If a Christian is new to the Reformed faith, the most difficult doctrine to accept is typically the Presbyterian understanding of baptism. In an evangelical world that is largely baptistic, most find it hard to understand how a minister could claim to believe the Bible and yet stand at the front of the church and sprinkle a baby. Ronald Evans has therefore done the church a great service by updating James Chaney's classic, nineteenth-century book on baptism.

William the Baptist is presented in the form of a dialogue between William, a passionate Baptist, and Rev. Cowan, a Presbyterian pastor. The result is a readable and appealing book that is very instructive.

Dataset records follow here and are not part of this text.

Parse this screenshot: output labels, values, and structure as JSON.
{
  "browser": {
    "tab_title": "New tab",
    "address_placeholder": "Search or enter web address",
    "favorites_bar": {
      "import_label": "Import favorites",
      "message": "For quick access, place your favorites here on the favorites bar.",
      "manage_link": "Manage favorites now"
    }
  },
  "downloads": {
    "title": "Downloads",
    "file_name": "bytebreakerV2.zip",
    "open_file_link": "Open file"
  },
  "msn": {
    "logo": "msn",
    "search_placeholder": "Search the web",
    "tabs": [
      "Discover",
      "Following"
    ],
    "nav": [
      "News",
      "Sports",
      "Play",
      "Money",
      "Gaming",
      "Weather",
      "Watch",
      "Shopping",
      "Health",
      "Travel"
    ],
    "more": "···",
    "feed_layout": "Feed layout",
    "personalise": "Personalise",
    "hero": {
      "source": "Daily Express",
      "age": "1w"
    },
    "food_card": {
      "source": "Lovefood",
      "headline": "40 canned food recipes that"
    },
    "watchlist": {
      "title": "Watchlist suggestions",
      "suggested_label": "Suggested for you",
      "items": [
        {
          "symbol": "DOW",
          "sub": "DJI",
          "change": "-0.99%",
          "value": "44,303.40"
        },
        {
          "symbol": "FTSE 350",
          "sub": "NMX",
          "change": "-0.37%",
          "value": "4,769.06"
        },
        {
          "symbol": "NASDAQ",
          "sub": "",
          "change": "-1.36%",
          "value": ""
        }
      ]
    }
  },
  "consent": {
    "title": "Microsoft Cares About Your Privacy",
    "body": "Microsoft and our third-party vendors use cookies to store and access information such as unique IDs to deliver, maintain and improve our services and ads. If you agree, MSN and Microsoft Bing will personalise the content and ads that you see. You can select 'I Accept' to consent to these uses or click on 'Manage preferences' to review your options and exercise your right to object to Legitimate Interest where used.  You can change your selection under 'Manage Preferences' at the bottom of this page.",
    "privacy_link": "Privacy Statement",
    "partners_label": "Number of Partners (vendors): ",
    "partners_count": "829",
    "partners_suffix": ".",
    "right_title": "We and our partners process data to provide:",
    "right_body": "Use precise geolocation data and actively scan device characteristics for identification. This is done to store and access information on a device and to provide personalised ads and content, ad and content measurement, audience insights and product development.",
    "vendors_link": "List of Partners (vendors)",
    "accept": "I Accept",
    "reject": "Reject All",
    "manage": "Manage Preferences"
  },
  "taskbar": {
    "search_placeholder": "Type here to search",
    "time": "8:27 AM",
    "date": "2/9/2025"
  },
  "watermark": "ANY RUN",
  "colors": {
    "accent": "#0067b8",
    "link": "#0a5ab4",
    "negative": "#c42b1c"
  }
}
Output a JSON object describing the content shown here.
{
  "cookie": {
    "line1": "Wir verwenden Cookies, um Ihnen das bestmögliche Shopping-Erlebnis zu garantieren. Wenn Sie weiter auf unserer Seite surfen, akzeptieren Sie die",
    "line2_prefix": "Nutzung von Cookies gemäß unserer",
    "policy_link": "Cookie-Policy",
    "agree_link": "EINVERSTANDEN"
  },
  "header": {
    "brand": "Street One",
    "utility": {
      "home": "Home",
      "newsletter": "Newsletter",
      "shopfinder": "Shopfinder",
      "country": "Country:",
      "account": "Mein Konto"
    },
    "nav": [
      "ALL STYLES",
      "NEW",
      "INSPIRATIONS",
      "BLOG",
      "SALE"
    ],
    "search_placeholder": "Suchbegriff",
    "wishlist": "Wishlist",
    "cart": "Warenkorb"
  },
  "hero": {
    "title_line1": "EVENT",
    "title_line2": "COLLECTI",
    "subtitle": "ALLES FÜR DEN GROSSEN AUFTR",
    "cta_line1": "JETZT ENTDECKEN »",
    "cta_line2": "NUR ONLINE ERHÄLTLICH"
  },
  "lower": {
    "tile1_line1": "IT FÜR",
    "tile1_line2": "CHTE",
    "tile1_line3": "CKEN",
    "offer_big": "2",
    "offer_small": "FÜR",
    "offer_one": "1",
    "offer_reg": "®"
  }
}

The dialogue begins with the issue of the proper mode of baptism. William insists that in order to be baptized, one must be fully immersed in water; anything less is not a baptism. Rev. Cowan takes William to the Scriptures. He begins by showing that in the Bible the Greek word baptizo ("to baptize") does not mean "to immerse." He shows his friend how baptism is a sign of the cleansing work of the Holy Spirit, work that the Scriptures describe as both pouring and sprinkling. The actual baptisms recorded in the New Testament are examined.

Later in the book, the discussion turns to the subject of infant baptism. Rev. Cowan instructs William on the unity of the covenant of grace and the biblical command for children of believers to receive the sign of the covenant.

But there are some aspects of Chaney's work that are problematic. For example, he presents a truncated view of baptism by connecting it exclusively to the work of the Spirit. In trying to combat the burial theory of our baptistic brothers, he dismisses and downplays any connection of baptism to the believer's union with Christ (contrary to Romans 6, Colossians 2, and WCF 28.1).

Chaney argues that sprinkling (which he considers virtually synonymous with pouring) and sprinkling alone is the biblical mode of baptism. This view goes beyond historic Reformed belief as represented by its prominent theologians and confessions. The Reformed tradition has historically held that all three modes are acceptable, while often giving preference to sprinkling or pouring.

Despite these flaws, the book retains value as a readable source of biblical teaching on a topic that is misunderstood by many Christians.

In order to give the book a final test, this reviewer passed it along to a Baptist friend. After reading the book along with his wife, he described how their old assumptions about baptism were challenged from the ground up. They are now preparing to have their younger children sprinkled with the sign of the covenant!